Of course, Jerry doesn’t know that until he gets there. He tries to call off the kidnapping because he assumes Wade actually will lend him the $750,000.
I mean, his plans are all stupid. Suppose he actually pulled off the kidnapping plan exactly as he drew it out and manages to end up with $960,000 after he pays Showalter and Grimsrud; now what? You can’t just send $320,000 in cash to GMAC, they’d call the police. You can’t just drop it in a dealership account, the bank will want to know where all that cash came from. Even in 1987, things like that would set off alarm bells, and I don’t think Jerry is an expert in laundering money.
Except she has also decided that baseball wasn’t the most important thing, family was. She was giving all of it up for her husband. Why not also give her sister the win? At the very least her drive and determination weren’t so important to her anymore.
There is the cartoon where there are two kids watching Road Runner, and one asks why the coyote wants to catch the Road Runner. Wile E. stops and answers him (“a legitimate question, young man…”).
Fanucci was portrayed as a terrible person preying on his own people. i.e. He had it coming. (Just like that damned horse! He knows what he did.)
Vito helped an old widow keep her home from a greedy landlord, so he’s the benevolent force in that scenario. And Senator Geary was a corrupt politican with a penchant for hookers. He had it coming.

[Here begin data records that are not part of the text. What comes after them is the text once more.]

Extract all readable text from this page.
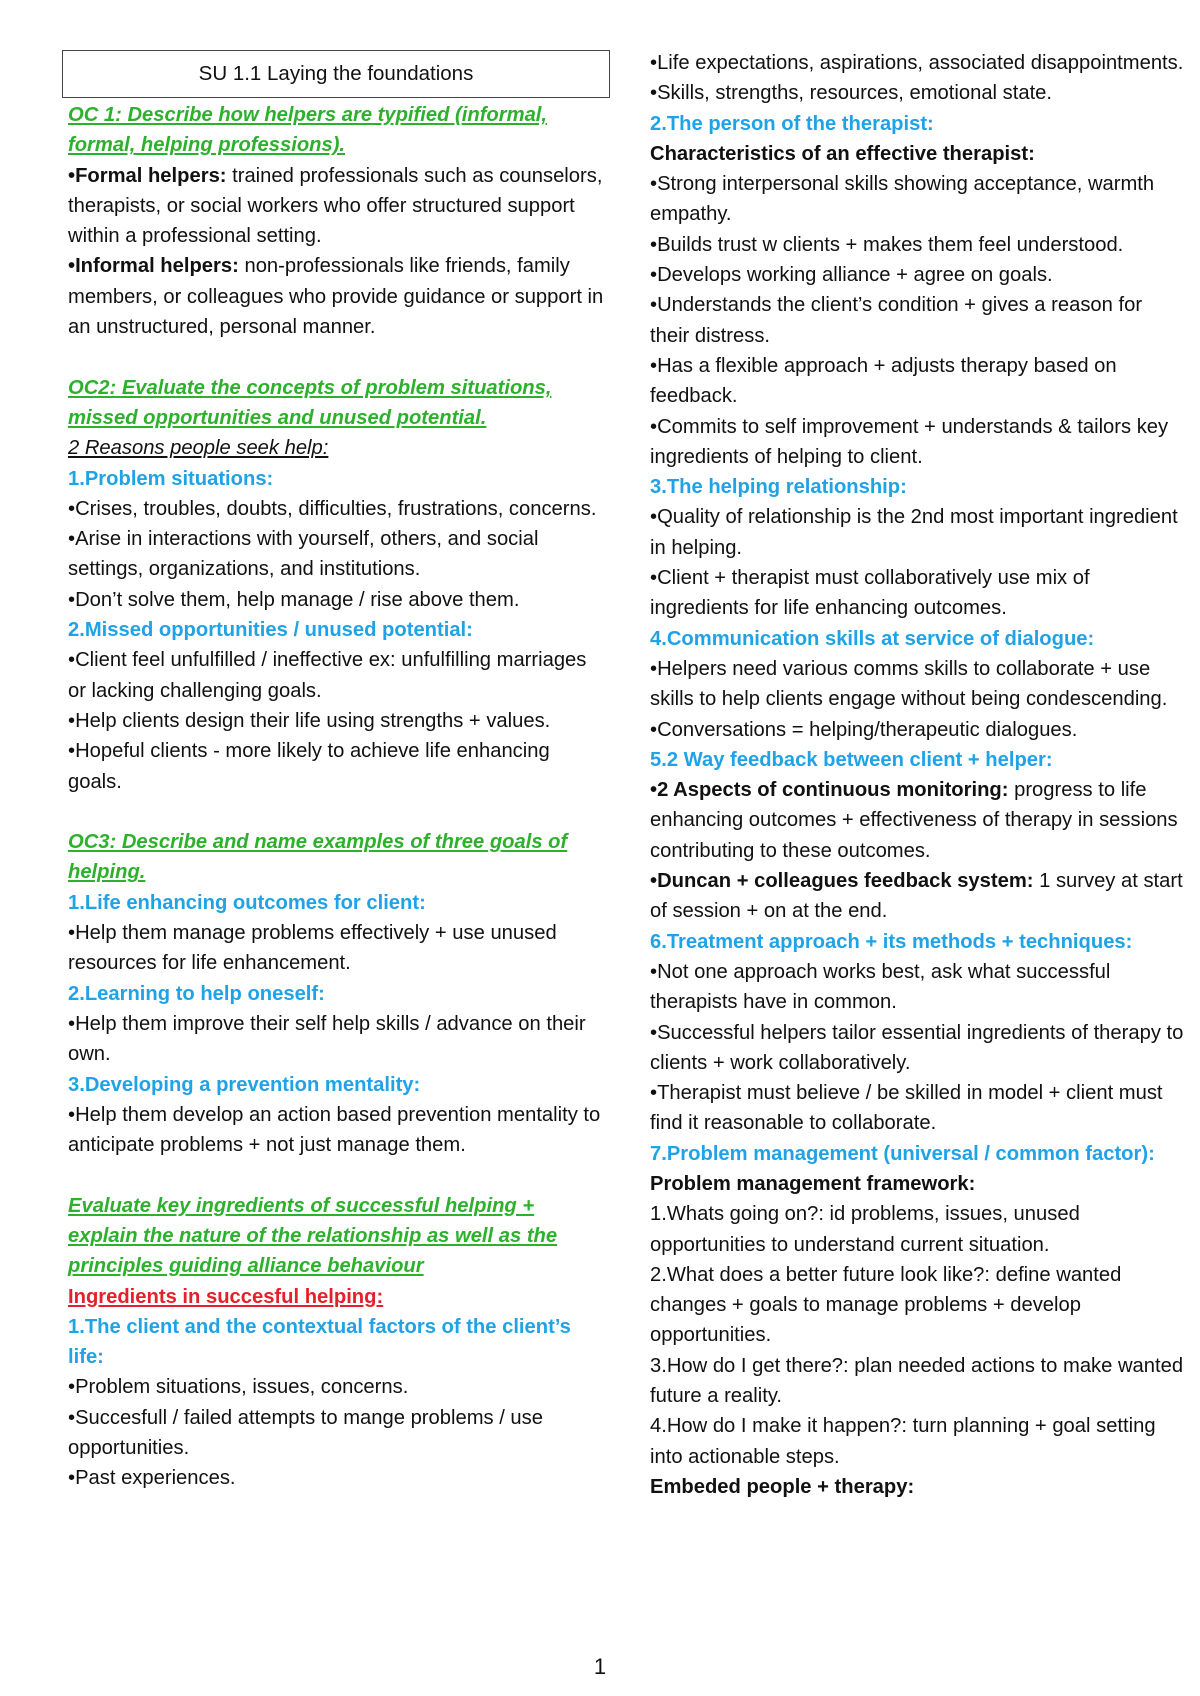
SU 1.1 Laying the foundations
OC 1: Describe how helpers are typified (informal, formal, helping professions).
•Formal helpers: trained professionals such as counselors, therapists, or social workers who offer structured support within a professional setting.
•Informal helpers: non-professionals like friends, family members, or colleagues who provide guidance or support in an unstructured, personal manner.
OC2: Evaluate the concepts of problem situations, missed opportunities and unused potential.
2 Reasons people seek help:
1.Problem situations:
•Crises, troubles, doubts, difficulties, frustrations, concerns.
•Arise in interactions with yourself, others, and social settings, organizations, and institutions.
•Don’t solve them, help manage / rise above them.
2.Missed opportunities / unused potential:
•Client feel unfulfilled / ineffective ex: unfulfilling marriages or lacking challenging goals.
•Help clients design their life using strengths + values.
•Hopeful clients - more likely to achieve life enhancing goals.
OC3: Describe and name examples of three goals of helping.
1.Life enhancing outcomes for client:
•Help them manage problems effectively + use unused resources for life enhancement.
2.Learning to help oneself:
•Help them improve their self help skills / advance on their own.
3.Developing a prevention mentality:
•Help them develop an action based prevention mentality to anticipate problems + not just manage them.
Evaluate key ingredients of successful helping + explain the nature of the relationship as well as the principles guiding alliance behaviour
Ingredients in succesful helping:
1.The client and the contextual factors of the client’s life:
•Problem situations, issues, concerns.
•Succesfull / failed attempts to mange problems / use opportunities.
•Past experiences.
•Life expectations, aspirations, associated disappointments.
•Skills, strengths, resources, emotional state.
2.The person of the therapist:
Characteristics of an effective therapist:
•Strong interpersonal skills showing acceptance, warmth empathy.
•Builds trust w clients + makes them feel understood.
•Develops working alliance + agree on goals.
•Understands the client’s condition + gives a reason for their distress.
•Has a flexible approach + adjusts therapy based on feedback.
•Commits to self improvement + understands & tailors key ingredients of helping to client.
3.The helping relationship:
•Quality of relationship is the 2nd most important ingredient in helping.
•Client + therapist must collaboratively use mix of ingredients for life enhancing outcomes.
4.Communication skills at service of dialogue:
•Helpers need various comms skills to collaborate + use skills to help clients engage without being condescending.
•Conversations = helping/therapeutic dialogues.
5.2 Way feedback between client + helper:
•2 Aspects of continuous monitoring: progress to life enhancing outcomes + effectiveness of therapy in sessions contributing to these outcomes.
•Duncan + colleagues feedback system: 1 survey at start of session + on at the end.
6.Treatment approach + its methods + techniques:
•Not one approach works best, ask what successful therapists have in common.
•Successful helpers tailor essential ingredients of therapy to clients + work collaboratively.
•Therapist must believe / be skilled in model + client must find it reasonable to collaborate.
7.Problem management (universal / common factor):
Problem management framework:
1.Whats going on?: id problems, issues, unused opportunities to understand current situation.
2.What does a better future look like?: define wanted changes + goals to manage problems + develop opportunities.
3.How do I get there?: plan needed actions to make wanted future a reality.
4.How do I make it happen?: turn planning + goal setting into actionable steps.
Embeded people + therapy:
1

The point is that we don’t see the regular people who are victimized by the Corleone crime family. And it was a deliberate choice to ensure the audience would be able to sympathize with them.
He clearly can’t fake the poison in his own cup, because that’s too obvious, and Vizzini would spot that easy feint. But he clearly can’t fake having the poison in Vizzini’s cup, because that’s an obvious double-feint. And he clearly can’t fake it being in “neither” cup, because a man of true wisdom would realize it was actually in both.
Truly a staggering intellect.
Speaking of AI, the belief or ignorance there that I find is that viewers think the mechas actually brought David’s mother back. “The tech is stupid: how can they bring her back, but for only a day? Stupid!” The truth is, they faked it. For however advanced a machine David is, he’s really not that sophisticated. His programming can’t be altered. He loves his mom, and short of wiping his brain, nothing can be done. But the advanced mechas have compassion. They won’t brain wipe him. But, they give him a version of what he wants. He gets his mother, for a day. He’s truly happy. He’s too simple to realize that it’s a lie. Like a kid who was told his dog “went to live on a farm upstate”, he is content.
Yeah, that makes sense. That never really sat well with me that they could “magically” bring his mom back to life but just for a day. It seems much more likely they could simulate his mom in some sort of VR environment. And maybe it only lasts a day because the act of pulling all the data out of David’s brain ends up destroying it. David just experiences it as a pleasant day with his mom.
Sounds like the pilot of the 12 O’Clock High TV series (with Robert Lansing and Paul Burke), except the crew of The Leper Colony were just misfits and ne’er-do-wells.
Which comes directly from the movie. Hugh Marlowe’s character is demoted from executive officer and ordered to fly every mission with a crew of the worse in the unit. At the end when Savage can’t fly he takes over and leads the mission.
It was a good series but I think the movie may be the best post WWII war movie. Done while showing very little combat.
I referenced that in my post. The Coyote breaks character, and the fourth wall, to talk to the two children. Since this is a cartoon in which he’s chasing the Road Runner, the character that he is stepping out of is The Coyote, not Wile E. Coyote.